EWB has a cool way of asking “how are you doing?” that they call “head space, heart space, and body space”. Pretty self-explanatory, I think – head space if how you are doing intellectually/mentally, heart space is how you are doing emotionally, and body space, physically. I would write about all three, and may do so eventually, but today my “body space” is by far the most interesting.
Most notable currently is the burning sensation in my knees. It seems unlikely that my knees would be burnt, seeing as I don’t wear anything in Ghana that shows my knees. However, I went to farm with the ladies today, so rules that like don’t count, and I figured I would use the opportunity to tan more than just my lower leg. Result – burnt knees. Bad idea.
My legs are quite sore, but that is for a far better reason. Yesterday I had my first training run! I was up before 5am and in my running shoes by 5:30, running a total of 12km up and downhill. I am preparing for a half-marathon in October, the Run To End Poverty (happens with the Toronto Scotiabank marathon). But the point is, I am clearly out of shape and now my legs hurt.
I cannot fail to mention the taste in my mouth, which I think can count in “body space”. I kindly was given some fresh milk from a friend yesterday, which I forgot to drink until today.

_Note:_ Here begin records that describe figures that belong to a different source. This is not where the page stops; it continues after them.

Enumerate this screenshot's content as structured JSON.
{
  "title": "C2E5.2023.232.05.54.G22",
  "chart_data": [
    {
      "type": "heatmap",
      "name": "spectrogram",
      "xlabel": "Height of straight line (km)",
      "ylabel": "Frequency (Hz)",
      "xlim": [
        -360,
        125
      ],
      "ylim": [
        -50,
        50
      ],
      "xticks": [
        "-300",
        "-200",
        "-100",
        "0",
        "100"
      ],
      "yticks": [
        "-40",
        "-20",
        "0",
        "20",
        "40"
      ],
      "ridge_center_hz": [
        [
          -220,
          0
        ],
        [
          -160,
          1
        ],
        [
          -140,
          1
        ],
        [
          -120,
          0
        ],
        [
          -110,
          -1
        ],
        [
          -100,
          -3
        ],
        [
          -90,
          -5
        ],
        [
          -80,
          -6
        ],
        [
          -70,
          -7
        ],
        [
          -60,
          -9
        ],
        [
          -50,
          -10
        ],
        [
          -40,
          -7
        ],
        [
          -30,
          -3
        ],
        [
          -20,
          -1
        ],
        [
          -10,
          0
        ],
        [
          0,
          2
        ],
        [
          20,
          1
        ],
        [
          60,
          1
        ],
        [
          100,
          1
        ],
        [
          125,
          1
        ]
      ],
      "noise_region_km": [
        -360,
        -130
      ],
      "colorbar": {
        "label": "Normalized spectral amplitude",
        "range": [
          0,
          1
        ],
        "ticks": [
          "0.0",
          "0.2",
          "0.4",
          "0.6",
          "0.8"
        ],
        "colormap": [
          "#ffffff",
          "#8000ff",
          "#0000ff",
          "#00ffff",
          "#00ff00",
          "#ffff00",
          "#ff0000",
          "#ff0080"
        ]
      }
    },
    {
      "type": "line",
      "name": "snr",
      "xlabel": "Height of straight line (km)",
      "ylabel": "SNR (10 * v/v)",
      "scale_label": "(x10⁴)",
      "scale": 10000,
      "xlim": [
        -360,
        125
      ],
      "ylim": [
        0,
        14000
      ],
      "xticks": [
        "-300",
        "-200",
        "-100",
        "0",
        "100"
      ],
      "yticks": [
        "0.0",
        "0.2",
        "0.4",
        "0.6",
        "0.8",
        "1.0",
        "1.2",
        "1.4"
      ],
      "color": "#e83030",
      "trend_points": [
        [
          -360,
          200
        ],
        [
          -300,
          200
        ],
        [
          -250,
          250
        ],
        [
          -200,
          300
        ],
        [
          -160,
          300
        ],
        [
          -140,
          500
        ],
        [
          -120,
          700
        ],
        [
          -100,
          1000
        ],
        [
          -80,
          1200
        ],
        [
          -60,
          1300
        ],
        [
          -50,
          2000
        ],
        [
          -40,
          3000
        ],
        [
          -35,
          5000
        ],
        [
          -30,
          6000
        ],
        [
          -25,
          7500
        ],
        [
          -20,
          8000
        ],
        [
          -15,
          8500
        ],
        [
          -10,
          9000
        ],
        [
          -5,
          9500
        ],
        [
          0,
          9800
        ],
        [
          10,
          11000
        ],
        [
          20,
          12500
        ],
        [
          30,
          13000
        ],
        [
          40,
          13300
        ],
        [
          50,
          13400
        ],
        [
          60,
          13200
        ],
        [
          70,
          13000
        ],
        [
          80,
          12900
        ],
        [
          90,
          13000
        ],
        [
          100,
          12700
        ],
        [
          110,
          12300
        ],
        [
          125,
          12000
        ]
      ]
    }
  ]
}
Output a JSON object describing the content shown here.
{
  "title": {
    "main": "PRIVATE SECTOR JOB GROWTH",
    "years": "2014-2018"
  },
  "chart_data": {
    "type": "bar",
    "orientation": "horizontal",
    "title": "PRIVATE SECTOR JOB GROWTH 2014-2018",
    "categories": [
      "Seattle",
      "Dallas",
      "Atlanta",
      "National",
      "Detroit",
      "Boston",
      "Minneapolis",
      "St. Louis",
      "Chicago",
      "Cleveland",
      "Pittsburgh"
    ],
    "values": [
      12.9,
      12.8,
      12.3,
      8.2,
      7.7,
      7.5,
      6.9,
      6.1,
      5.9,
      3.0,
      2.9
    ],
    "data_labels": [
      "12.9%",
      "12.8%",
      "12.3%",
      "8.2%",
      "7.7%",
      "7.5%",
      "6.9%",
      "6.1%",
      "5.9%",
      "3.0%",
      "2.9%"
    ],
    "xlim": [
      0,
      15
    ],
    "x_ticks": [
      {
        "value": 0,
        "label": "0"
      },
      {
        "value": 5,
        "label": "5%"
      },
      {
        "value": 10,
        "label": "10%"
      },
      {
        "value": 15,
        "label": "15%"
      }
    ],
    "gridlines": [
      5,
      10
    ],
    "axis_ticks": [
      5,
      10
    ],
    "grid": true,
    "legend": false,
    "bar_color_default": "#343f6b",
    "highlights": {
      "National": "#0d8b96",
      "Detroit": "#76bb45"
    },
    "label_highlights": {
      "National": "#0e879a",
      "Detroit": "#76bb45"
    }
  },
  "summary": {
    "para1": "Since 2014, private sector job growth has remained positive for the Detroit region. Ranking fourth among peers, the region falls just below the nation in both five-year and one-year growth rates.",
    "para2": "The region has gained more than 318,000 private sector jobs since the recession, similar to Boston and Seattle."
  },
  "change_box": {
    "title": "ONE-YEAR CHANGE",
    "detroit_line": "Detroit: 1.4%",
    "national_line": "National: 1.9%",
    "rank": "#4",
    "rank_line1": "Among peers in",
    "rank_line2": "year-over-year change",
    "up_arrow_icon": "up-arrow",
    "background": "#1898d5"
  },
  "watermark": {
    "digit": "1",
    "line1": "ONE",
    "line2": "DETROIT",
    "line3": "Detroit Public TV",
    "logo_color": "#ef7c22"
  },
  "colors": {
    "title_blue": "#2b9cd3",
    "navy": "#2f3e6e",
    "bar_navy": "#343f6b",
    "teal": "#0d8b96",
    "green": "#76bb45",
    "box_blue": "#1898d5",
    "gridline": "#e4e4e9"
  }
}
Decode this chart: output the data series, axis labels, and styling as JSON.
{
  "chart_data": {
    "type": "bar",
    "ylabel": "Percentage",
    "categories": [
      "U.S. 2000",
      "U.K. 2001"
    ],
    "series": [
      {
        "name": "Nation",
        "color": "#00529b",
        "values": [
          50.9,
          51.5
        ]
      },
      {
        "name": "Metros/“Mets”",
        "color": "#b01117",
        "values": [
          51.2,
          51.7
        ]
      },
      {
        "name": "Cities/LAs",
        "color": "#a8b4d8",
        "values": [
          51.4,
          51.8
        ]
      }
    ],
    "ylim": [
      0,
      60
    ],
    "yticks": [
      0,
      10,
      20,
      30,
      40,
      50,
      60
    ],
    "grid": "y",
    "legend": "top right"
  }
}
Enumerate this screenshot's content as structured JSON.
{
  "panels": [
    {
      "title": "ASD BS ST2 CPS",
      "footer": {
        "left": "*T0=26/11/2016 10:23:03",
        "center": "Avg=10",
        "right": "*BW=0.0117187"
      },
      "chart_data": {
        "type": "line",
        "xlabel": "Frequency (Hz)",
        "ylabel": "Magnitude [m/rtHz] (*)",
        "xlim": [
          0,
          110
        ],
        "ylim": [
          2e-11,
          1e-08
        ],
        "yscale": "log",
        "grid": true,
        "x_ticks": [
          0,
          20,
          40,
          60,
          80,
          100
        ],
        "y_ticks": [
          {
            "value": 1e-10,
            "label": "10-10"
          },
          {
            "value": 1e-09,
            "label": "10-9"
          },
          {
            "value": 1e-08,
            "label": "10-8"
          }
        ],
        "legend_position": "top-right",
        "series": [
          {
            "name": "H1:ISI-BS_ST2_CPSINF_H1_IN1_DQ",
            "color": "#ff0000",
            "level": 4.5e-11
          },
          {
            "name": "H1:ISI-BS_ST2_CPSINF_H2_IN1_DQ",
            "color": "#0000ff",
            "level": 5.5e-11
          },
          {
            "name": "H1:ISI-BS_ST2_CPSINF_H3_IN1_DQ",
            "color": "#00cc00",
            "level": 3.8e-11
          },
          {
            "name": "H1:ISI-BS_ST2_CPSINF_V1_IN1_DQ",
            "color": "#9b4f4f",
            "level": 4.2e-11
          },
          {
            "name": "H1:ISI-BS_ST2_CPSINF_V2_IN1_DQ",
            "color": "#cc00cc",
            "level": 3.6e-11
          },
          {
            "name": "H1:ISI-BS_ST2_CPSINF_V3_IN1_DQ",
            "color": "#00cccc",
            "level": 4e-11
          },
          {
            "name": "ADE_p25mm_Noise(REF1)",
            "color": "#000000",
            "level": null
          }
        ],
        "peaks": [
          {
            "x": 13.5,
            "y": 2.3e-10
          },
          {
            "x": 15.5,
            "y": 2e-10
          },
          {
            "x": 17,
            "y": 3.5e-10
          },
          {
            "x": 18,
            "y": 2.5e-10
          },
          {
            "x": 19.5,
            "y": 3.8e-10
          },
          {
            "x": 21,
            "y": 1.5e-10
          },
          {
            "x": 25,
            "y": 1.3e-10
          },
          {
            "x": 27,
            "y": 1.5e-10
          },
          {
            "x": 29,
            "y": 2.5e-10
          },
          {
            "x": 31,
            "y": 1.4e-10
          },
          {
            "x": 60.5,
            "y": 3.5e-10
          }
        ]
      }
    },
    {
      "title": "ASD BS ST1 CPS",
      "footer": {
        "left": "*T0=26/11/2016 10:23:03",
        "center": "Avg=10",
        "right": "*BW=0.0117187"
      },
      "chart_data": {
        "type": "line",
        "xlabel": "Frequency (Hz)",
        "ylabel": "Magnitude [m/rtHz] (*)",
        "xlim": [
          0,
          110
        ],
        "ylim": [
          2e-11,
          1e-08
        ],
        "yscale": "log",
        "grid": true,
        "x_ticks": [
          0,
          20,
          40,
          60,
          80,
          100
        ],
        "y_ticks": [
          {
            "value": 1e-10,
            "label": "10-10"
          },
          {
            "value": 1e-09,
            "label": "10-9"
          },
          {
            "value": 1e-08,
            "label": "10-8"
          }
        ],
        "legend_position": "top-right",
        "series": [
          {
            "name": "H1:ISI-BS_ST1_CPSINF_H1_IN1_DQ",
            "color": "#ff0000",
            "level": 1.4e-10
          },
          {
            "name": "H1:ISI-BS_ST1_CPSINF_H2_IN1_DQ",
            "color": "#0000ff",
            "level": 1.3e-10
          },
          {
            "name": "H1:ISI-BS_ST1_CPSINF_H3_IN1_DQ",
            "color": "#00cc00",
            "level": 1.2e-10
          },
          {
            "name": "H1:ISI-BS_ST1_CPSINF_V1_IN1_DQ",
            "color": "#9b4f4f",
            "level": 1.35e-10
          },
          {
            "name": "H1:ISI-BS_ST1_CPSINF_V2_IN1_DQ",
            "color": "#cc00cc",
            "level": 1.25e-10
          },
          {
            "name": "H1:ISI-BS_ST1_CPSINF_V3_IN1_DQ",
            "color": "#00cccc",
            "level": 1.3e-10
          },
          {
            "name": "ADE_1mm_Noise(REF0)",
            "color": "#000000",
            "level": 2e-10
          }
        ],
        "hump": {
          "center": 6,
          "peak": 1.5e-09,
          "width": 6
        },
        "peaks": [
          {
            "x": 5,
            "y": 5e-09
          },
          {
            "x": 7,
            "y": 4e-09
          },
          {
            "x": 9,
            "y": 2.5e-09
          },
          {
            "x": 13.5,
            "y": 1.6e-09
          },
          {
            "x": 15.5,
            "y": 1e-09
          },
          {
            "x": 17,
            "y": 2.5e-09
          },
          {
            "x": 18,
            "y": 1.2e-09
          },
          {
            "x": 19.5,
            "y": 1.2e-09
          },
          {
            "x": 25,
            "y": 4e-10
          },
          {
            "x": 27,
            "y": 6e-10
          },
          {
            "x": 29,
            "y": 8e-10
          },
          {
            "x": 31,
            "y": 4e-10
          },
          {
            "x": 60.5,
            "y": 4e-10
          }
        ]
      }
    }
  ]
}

It was boiled just now to ensure it was safe, but somehow with having been boiled twice and left to sit for far too long, the milk curdled and turned sour. I still drank an unnecessary amount of it, leaving a bile-like taste in my mouth even now that I have brushed my teeth.
My arms are a little tired, maybe from having carried my laundry quite far yesterday. It hasn’t rained in over a week so we don’t have much water at home. Saadah decided to walk to the roadside and use the water flowing there, and I happily accompanied her. I am still not skilled at carrying things on my head, however, so carrying buckets with wet clothing is a struggle for my weak arms.
My hair is wet because I just had my (3rd last! Ah!) bucket bath under the stars.
My skin is darker than it was this morning, and now you can tell which part is tan, whereas earlier I couldn’t be sure. Spending a day at farm leaves you coated in a layer of dirt.
I have been doing better about not itching my mosquito bites/picking my scabs, but even still there are scars or wounds spotting my arms and legs. (Mom, don’t worry, I’m still healthy).
My nose is pink and peeling a little bit.
My fingernails have some orange residue on them from when I painted my hands with zabla (think henna) at the wedding.
You may think that this sounds like a pitiful state of physical being, but it’s actually quite wonderful. It’s nice to feel physically exhausted and to use my body to do work. It’s humbling to know that little mosquitoes and rays of sun can overpower me. It’s great that I get orange nails and leg scars to serve as souvenirs when I get home. I know when I am showering with running water, using a laundry machine, and buying peanuts from the story rather than harvesting them myself, I will wish I was back in this body space.